Conversely, Smith had dire warnings about “rentiers” — people who made their profits solely by renting out existing land and property to others. He called them parasites who added nothing to the economy while draining those who needed those artificially-scarce resources to create — and when Smith coined the term “free market”, he meant a freedom from rentiers, rather than a freedom from government.
Today, entire major economies are built around rentiership. Landlords are only the most obvious case, but everything from IP ownership to service subscriptions to healthcare insurance operates in the same fashion: control the scarcity of a needed service and charge whatever you can get away with for access to it.
A more modern economist agrees with Smith’s warning: the economist Yanis Varoufakis, who has served as both the Finance Minister of Greece and as Valve’s in-house economist.

Varoufakis has described this widespread move to rentiership as Technofeudalism, an era where corporations (mostly tech-based) find it’s much more profitable to rent out their existing services and IPs to others, rather than to invest their capital in making new services or IPs.
For these companies, there’s much more wealth in maintaining scarcity than in building abundance.
Wealth versus Value
All kinds of physical and digital goods, from necessities of life to the most decadent luxuries, still work just fine if everyone has a copy.
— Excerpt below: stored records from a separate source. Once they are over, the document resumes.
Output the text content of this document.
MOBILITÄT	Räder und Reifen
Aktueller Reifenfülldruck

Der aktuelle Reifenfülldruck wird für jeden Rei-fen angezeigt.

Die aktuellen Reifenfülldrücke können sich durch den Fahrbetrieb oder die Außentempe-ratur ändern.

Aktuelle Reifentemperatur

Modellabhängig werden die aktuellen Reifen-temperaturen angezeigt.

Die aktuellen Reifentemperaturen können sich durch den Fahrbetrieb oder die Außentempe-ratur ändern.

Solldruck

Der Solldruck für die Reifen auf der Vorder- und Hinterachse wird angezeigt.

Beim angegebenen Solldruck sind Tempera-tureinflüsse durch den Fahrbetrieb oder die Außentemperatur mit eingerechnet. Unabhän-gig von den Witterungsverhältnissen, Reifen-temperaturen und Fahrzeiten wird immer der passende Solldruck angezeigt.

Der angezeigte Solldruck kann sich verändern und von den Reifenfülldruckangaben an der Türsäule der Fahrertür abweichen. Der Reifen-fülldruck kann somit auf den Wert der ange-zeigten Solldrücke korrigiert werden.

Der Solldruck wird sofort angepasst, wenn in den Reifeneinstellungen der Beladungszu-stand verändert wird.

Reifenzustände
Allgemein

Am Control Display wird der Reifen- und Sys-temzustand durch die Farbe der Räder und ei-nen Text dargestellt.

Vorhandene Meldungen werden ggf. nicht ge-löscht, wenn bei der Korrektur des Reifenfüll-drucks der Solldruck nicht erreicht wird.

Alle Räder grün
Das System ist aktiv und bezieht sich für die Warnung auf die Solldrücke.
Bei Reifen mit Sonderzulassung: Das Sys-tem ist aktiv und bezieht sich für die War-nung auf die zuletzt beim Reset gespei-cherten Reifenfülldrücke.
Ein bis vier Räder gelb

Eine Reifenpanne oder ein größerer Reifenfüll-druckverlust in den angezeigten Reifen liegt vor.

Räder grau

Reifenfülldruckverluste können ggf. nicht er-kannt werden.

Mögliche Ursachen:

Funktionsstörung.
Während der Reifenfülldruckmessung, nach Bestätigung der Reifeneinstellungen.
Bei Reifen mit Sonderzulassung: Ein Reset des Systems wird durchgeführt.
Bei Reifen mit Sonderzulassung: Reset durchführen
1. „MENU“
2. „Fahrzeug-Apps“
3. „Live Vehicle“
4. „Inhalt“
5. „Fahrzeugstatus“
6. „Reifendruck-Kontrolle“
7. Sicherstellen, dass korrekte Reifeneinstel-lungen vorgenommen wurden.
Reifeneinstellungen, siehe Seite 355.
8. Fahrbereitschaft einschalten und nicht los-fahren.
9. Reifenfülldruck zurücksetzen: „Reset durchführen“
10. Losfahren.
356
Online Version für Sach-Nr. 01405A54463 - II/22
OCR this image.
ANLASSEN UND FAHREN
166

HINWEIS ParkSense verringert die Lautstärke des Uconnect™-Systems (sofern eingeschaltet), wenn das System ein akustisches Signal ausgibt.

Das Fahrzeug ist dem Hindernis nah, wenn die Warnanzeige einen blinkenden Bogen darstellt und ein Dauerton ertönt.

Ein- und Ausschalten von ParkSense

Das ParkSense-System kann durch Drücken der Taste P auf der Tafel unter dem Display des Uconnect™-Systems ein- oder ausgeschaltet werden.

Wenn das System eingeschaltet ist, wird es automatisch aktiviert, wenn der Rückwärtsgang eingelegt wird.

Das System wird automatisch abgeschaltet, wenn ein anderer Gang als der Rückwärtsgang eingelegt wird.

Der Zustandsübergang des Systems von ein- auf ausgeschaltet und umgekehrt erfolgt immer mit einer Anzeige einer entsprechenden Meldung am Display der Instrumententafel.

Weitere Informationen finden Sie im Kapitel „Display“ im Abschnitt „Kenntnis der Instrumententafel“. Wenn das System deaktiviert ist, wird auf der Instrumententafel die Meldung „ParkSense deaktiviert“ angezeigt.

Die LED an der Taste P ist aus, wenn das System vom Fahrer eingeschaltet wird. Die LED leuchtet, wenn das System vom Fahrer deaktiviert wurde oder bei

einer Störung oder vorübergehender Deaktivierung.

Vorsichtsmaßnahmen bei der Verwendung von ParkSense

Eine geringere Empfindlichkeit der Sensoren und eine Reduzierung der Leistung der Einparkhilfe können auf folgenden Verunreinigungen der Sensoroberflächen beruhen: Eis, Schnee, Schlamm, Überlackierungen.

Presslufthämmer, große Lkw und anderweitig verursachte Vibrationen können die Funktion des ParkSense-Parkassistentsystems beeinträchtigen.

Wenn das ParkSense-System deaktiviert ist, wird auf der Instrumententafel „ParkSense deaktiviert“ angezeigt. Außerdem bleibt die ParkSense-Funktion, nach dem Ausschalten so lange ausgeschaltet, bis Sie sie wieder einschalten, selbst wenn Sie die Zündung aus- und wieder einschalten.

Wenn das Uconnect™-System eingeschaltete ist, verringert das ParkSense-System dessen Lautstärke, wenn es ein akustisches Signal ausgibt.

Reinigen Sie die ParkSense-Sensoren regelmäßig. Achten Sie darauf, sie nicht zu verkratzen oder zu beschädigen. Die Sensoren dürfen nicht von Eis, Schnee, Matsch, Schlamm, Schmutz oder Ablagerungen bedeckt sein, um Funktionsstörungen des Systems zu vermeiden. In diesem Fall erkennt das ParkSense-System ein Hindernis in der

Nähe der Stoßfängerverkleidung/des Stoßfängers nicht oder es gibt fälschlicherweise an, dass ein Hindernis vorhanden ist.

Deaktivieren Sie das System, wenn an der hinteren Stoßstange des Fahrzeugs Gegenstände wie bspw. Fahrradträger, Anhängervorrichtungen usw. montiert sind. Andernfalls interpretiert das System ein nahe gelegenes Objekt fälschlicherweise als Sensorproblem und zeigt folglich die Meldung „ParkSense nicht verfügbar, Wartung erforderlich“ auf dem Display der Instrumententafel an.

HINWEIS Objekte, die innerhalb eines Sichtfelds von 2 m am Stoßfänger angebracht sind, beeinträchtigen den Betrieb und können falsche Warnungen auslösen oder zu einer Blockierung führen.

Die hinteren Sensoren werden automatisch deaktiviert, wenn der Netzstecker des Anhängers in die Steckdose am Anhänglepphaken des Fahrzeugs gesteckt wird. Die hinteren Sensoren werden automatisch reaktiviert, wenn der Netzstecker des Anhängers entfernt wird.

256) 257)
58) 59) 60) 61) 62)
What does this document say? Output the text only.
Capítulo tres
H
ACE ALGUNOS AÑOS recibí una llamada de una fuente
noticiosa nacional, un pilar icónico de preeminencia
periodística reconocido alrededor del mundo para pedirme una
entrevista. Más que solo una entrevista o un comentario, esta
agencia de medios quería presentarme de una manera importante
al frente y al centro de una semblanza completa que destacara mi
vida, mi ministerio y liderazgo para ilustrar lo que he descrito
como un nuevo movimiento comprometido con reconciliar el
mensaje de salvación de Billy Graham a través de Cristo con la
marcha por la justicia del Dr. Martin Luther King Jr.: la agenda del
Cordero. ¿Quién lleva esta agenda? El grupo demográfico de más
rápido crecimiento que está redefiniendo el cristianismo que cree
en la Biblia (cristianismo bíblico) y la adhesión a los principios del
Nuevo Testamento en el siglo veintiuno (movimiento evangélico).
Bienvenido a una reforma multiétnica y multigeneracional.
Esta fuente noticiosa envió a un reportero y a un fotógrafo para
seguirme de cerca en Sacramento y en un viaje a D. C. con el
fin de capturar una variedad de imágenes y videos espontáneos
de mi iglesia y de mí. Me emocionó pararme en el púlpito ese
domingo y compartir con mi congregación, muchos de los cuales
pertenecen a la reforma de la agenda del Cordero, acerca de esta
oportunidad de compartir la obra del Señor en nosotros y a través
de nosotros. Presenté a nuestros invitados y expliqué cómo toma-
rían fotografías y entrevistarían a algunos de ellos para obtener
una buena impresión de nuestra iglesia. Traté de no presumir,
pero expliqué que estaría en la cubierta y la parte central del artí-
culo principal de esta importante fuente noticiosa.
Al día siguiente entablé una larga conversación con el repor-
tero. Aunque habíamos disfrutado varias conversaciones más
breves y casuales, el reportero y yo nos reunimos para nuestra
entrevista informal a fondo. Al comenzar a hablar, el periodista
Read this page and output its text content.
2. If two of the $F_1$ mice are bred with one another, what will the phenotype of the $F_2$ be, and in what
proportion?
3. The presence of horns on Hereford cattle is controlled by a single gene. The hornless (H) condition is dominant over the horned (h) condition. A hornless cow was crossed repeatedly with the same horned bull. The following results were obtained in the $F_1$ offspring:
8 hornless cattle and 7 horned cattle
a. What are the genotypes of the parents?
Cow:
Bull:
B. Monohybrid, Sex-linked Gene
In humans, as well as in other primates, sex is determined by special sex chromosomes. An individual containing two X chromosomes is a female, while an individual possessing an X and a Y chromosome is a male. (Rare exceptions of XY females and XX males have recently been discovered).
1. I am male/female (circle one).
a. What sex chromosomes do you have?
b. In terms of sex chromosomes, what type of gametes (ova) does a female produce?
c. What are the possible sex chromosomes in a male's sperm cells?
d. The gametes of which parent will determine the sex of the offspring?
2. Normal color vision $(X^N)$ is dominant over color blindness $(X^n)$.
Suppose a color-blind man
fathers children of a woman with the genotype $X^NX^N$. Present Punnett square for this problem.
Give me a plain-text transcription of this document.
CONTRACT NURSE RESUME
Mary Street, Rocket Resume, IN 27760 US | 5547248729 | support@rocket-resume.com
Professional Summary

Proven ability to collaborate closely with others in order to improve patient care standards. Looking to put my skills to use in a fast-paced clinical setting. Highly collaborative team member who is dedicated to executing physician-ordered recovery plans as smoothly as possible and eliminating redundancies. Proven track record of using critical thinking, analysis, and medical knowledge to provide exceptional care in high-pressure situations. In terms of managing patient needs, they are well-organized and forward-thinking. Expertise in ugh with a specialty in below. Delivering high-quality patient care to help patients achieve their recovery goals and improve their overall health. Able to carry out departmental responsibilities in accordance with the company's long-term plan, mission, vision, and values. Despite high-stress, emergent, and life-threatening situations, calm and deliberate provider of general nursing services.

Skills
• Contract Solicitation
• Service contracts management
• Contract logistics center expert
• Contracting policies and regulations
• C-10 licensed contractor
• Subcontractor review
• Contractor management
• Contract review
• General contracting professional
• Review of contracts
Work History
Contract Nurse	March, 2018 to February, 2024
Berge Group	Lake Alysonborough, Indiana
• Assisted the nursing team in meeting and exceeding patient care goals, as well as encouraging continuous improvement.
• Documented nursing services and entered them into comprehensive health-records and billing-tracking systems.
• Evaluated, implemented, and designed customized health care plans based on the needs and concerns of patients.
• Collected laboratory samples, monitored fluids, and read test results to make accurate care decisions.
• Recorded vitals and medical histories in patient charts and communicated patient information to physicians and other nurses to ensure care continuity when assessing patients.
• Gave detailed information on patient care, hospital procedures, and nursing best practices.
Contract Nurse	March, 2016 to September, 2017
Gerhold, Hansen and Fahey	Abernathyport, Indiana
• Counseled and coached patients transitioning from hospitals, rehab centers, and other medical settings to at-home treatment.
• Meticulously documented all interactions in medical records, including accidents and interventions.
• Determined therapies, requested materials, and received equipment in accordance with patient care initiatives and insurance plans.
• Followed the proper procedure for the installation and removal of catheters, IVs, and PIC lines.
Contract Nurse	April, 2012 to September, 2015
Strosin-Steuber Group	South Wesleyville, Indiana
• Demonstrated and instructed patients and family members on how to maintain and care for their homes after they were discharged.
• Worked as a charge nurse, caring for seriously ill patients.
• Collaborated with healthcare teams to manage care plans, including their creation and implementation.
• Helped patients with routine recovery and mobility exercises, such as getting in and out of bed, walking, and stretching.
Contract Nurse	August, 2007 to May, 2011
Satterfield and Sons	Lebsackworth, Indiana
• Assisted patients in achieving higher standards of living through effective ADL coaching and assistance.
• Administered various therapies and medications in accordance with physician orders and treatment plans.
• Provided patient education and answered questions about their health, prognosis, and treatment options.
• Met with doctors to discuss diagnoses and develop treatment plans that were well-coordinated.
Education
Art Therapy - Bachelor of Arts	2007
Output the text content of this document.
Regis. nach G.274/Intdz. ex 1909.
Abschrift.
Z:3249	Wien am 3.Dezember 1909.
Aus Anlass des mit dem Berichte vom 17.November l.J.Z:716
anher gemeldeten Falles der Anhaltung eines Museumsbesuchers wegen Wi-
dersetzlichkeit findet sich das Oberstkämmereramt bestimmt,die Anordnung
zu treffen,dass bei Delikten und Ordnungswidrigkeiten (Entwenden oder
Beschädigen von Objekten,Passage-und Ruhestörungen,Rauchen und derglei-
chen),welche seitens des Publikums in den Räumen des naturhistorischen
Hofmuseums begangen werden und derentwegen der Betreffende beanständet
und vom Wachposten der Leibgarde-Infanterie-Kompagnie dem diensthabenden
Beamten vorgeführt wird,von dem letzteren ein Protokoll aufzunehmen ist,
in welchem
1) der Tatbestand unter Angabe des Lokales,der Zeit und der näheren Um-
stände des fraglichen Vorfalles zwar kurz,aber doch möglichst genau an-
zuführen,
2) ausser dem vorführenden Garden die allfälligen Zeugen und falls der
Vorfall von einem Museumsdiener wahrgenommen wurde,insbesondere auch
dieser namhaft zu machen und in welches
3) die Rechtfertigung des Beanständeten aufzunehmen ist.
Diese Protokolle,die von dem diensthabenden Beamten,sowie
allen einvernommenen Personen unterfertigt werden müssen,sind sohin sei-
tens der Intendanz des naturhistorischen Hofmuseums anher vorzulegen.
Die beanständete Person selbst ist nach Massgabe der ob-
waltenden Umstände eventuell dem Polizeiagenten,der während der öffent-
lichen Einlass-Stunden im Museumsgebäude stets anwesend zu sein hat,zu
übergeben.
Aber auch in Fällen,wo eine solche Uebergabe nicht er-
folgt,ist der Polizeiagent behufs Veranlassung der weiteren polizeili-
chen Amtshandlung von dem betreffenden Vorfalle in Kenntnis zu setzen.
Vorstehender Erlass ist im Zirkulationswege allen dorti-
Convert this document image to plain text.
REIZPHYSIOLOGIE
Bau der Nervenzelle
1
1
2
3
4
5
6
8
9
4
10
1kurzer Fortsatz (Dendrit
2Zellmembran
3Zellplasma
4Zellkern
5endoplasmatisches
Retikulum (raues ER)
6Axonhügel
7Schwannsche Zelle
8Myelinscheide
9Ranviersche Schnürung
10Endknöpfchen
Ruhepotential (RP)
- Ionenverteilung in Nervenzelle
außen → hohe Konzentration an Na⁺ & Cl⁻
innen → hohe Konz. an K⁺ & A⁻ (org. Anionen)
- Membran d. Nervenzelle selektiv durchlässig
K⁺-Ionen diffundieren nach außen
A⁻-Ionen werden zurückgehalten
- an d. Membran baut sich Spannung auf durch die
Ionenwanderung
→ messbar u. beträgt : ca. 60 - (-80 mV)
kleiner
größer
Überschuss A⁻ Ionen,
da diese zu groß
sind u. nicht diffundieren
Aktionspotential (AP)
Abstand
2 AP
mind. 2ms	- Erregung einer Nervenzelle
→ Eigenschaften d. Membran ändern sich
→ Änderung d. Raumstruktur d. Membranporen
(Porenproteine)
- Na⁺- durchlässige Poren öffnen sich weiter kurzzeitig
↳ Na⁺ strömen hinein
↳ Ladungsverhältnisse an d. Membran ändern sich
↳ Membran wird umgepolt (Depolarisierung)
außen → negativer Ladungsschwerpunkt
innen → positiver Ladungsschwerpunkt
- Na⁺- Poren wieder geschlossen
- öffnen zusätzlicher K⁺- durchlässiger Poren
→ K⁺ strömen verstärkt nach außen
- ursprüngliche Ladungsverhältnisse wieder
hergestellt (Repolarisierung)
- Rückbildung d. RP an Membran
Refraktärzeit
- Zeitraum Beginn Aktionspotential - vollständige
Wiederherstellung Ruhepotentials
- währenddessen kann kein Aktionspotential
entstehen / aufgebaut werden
A loaf of bread still fills my belly even if others have bread; a tape of my favorite show is no less enjoyable if other people can enjoy it too. These things have value because of what they can provide or produce to meet people’s wants and needs.
But wealth is only useful if there are people who aren't wealthy — the needy poor who are willing to do things for a sliver of that wealth, with which they can buy the things of value that they don’t have. If everyone has infinite wealth, then wealth itself is no longer meaningful.
In that light, the massive investments of billionaires into blockchain technologies and technofeudalist business models are obvious for what they are: investments by the wealthy in protecting the concept of wealth itself.
Investments in preventing a post-scarcity world where their wealth is meaningless.
Investments in keeping things the way they are, with them on top.



Do you still have the 97.5 tapes? Would love to re-listen to some of them.
I had a lot of fun with this. First, the Hitchhiker's tapes were actually given to me, rather than recorded by me. Second, I still have about 100 cassettes of Bill Hutton's shows. I'd like to share them on youtube, but copyright restrictions would require me to extract only Bill Hutton's "in-between bits", since the music is all copyrighted. Third, I learned a Dutch phrase, "Er is niet nenoeg vraag naar dit product", meaning "there is not enough demand for this product". I immediately thought of my band's first album. It was plenty scarce, but nobody cared. Therefore, I would suggest that it is the combination of demand, coupled with scarcity, that elevated prices, resulting in what some people call "wealth". In the absence of any Demand, Scarcity is irrelevant. As for actual wealth, I find it to be illusory, a human creation based on agreements. Confederate money started off having some value, then became worthless, but now has value again for collectors. It's the same money, but its value is assigned by people. A piece of land might have been poor for farming, but suddenly became "valuable" when a demand for petroleum emerged. I suppose it could be said that it is the illusory "system" of "agreements" that the "wealthy" wish to maintain.